I’m not sure I can always tell love from passion. One father said of his teenaged son, “I don’t know if he’s in love or in heat!” What teenager would know? Besides, feelings of attraction can change more quickly than a pouty expression.
But love, in its truest form, is greater than feelings. It is as much a decision as it is a feeling.
Love is what Mr. and Mrs. Strauss shared. Mrs. Isadore Strauss was one of the few first class women passengers to go down with the Titanic in 1912, and she drowned because she could not bear to leave her husband.
They remained calm throughout the excitement of the sinking vessel. They both aided frightened women and children to find places aboard lifeboats. Finally, Mr. Strauss, who had repeatedly urged his wife to claim a spot safely aboard a lifeboat, forced her to enter one.

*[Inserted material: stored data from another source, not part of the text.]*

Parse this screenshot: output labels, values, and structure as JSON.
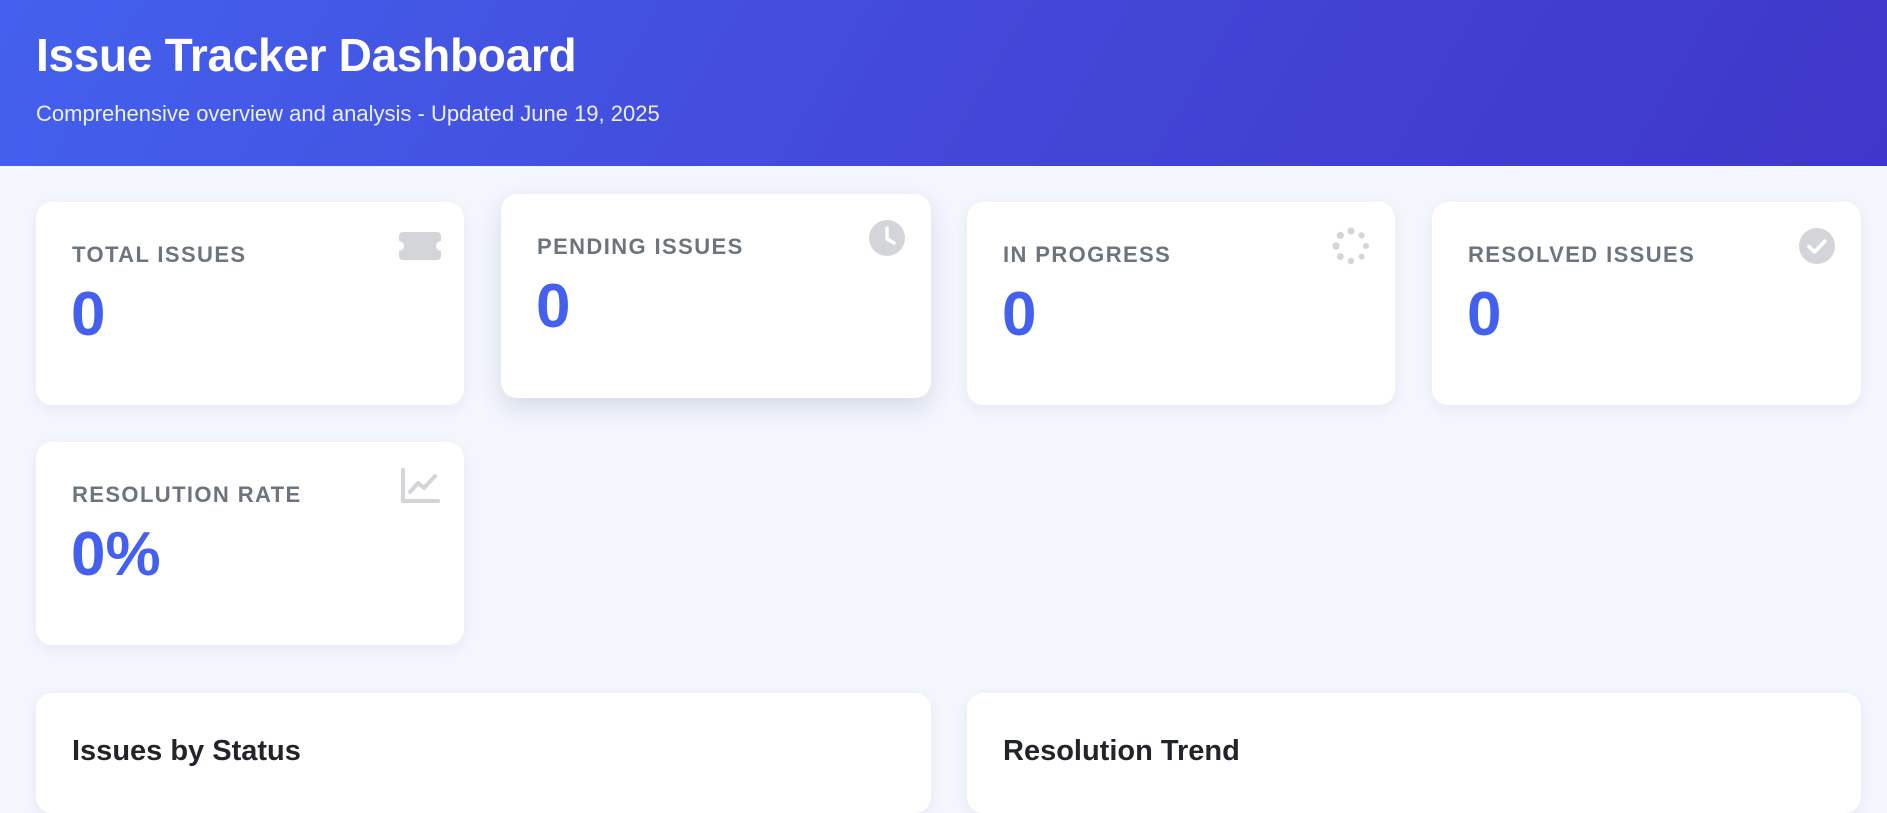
{
  "header": {
    "title": "Issue Tracker Dashboard",
    "subtitle": "Comprehensive overview and analysis - Updated June 19, 2025"
  },
  "stats": [
    {
      "label": "TOTAL ISSUES",
      "value": "0",
      "icon": "ticket-icon"
    },
    {
      "label": "PENDING ISSUES",
      "value": "0",
      "icon": "clock-icon"
    },
    {
      "label": "IN PROGRESS",
      "value": "0",
      "icon": "spinner-icon"
    },
    {
      "label": "RESOLVED ISSUES",
      "value": "0",
      "icon": "check-circle-icon"
    },
    {
      "label": "RESOLUTION RATE",
      "value": "0%",
      "icon": "chart-line-icon"
    }
  ],
  "panels": [
    {
      "title": "Issues by Status"
    },
    {
      "title": "Resolution Trend"
    }
  ],
  "colors": {
    "accent": "#4361ee",
    "header_start": "#4361ee",
    "header_end": "#3f37c9",
    "page_background": "#f3f6fd",
    "label_gray": "#6c757d",
    "icon_gray": "#d3d5d8"
  }
}
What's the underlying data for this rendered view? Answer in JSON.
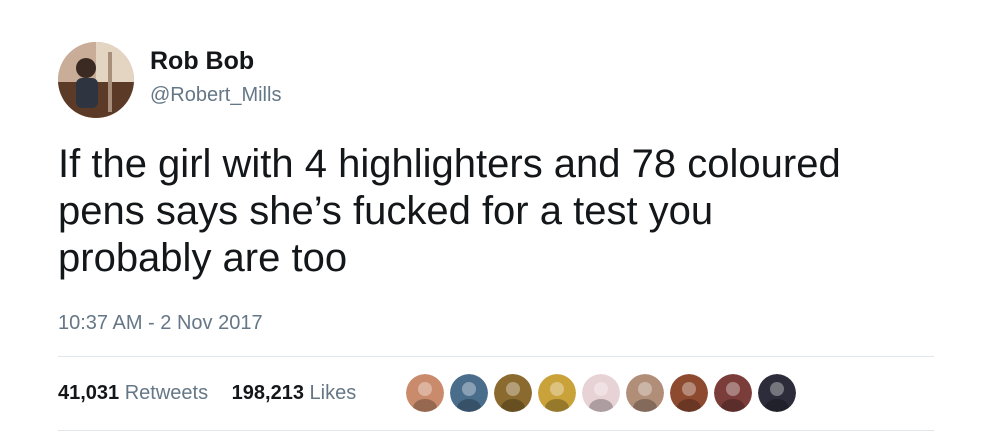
{
  "author": {
    "display_name": "Rob Bob",
    "handle": "@Robert_Mills",
    "avatar_icon": "profile-photo-icon"
  },
  "tweet": {
    "text_lines": [
      "If the girl with 4 highlighters and 78 coloured",
      "pens says she’s fucked for a test you",
      "probably are too"
    ],
    "timestamp": "10:37 AM - 2 Nov 2017"
  },
  "stats": {
    "retweets_count": "41,031",
    "retweets_label": "Retweets",
    "likes_count": "198,213",
    "likes_label": "Likes"
  },
  "likers": [
    {
      "icon": "liker-avatar-icon",
      "color": "#c98b6b"
    },
    {
      "icon": "liker-avatar-icon",
      "color": "#4a6d8c"
    },
    {
      "icon": "liker-avatar-icon",
      "color": "#8a6a2e"
    },
    {
      "icon": "liker-avatar-icon",
      "color": "#c9a23a"
    },
    {
      "icon": "liker-avatar-icon",
      "color": "#e7d2d6"
    },
    {
      "icon": "liker-avatar-icon",
      "color": "#b08e78"
    },
    {
      "icon": "liker-avatar-icon",
      "color": "#8d4a2f"
    },
    {
      "icon": "liker-avatar-icon",
      "color": "#7a3d3a"
    },
    {
      "icon": "liker-avatar-icon",
      "color": "#2c2c3a"
    }
  ],
  "colors": {
    "text_primary": "#14171a",
    "text_secondary": "#657786",
    "divider": "#e1e8ed"
  }
}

She was seated but a moment, however, when she sprang up and climbed back on deck before he could stop her. There, she caught his arm, snuggling it familiarly against her side, and exclaimed, “We have been long together for a great many years. We are old now. Where you go, I will go.”
Where you go, I will go. It is a decision to be together, come what may. I suspect she said something like that to him many times before. Maybe the words she used were different, but the meaning was the same. I want to be with you. Let’s do this together.
Where you go, I will go. It’s a decision to love. It is deciding to be there, wherever “there” may be. It is a decision to sacrifice, if sacrifice is needed. And it is choosing to re-decide it all over again tomorrow and the next day and the next.
As the ship sank beneath icy water on that cold and dark, April night, the Strausses merely re-made a decision they had made many times before throughout their life together. They decided on each other.
Where you go, I will go. At the heart of true love is often a decision, made again and again, to face the next day together … hand in hand.